Ma 2ème question est à propos du livre des “Derniers Témoignages de Maria Simma” par Nickly Eltz ED Segno 2002., je voudrais savoir ce que vous en pensez. Je prie beaucoup les Pauvres Ames depuis toute petite (2/2)

Nous ne l’avons pas lu. Sur le principe, nous n’avons pas à nous prononcer sur ce qui porte sur des révélations privées.

Nous répétons cependant les mises en garde que nous avons déjà faites à propos du surnaturel porté par des personnes privées, surtout sur les thèmes de fins dernières. Ce qui n’est pas dans la Révélation des Ecritures et le Magistère de l’Eglise doit être pris avec la plus grande prudence. Rappelons que, sur le principe, l’Eglise, faisant suite à la Torah, interdit toute tentative de communication avec les morts. Si c’est le défunt qui se met en contact, ce n’est pas la même chose mais rien ne doit être fait pour entretenir la relation et il vaut même mieux lui demander de partir. Les risques d’abus d’origine démoniaque ou de mise en danger sur le plan psychique sont trop grands.

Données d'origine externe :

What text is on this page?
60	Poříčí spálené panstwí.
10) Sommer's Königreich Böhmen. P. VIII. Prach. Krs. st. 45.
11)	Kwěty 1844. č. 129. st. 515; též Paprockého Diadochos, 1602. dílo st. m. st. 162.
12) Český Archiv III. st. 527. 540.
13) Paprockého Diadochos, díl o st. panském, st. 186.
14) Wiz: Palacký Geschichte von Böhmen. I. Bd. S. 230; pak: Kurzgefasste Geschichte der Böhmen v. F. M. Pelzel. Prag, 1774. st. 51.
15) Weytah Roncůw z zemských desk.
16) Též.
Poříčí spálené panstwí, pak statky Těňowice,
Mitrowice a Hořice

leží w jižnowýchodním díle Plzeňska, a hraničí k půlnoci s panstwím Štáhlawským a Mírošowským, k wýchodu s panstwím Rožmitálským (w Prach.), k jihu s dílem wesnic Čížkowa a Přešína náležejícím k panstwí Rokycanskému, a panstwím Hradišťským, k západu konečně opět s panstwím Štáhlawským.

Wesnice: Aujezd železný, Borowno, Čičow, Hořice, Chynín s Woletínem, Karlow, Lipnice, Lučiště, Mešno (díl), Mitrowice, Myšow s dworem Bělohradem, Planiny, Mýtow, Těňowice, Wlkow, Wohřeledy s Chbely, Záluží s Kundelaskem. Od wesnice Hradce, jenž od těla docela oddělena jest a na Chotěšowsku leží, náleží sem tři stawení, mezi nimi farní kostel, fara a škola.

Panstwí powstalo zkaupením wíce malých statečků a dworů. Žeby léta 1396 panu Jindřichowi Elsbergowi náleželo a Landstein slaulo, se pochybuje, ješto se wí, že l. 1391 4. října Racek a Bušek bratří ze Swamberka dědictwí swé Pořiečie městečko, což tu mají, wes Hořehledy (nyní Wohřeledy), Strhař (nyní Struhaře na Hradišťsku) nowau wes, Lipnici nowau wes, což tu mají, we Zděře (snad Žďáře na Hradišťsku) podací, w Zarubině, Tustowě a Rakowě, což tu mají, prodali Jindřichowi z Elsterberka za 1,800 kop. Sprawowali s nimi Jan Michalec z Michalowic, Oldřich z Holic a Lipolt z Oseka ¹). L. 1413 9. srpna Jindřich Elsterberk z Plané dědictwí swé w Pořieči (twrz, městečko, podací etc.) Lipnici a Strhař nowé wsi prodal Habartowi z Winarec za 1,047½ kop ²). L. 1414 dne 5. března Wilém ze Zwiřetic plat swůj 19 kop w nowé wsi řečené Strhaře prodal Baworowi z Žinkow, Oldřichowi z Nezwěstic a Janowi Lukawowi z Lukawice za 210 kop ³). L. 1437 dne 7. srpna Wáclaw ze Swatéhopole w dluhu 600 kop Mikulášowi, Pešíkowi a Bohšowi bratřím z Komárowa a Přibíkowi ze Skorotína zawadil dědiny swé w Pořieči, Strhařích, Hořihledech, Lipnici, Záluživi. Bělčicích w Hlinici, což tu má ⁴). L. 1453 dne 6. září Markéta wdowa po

C’est ce que préconise Ste Thérèse d’Avila. Si on a une vision, il faut commencer par essayer de la chasser, et, si elle persiste, discerner ce qu’il en est avec son accompagnateur spirituel, puis, le cas échéant, l’autorité de l’Eglise : l’évêque ou la personne qu’il mandate.

Car les sites parlant de ce livre que nous avons pu consulter sur Internet ne précisent pas les points suivants : quel était l’accompagnement spirituel de Maria Simma ? Quels théologiens ont examiné ses dialogues ? Quel évêque a reconnu ses révélations ? Le lecteur qui a des précisions à nous communiquer est bienvenu.

Ce qui n’empêche pas, au contraire, de prier régulièrement pour les âmes du Purgatoire, « faire dire des messes » pour elles etc. Depuis le Deuxième livre des Maccabées, on sait que c’est une grande aide.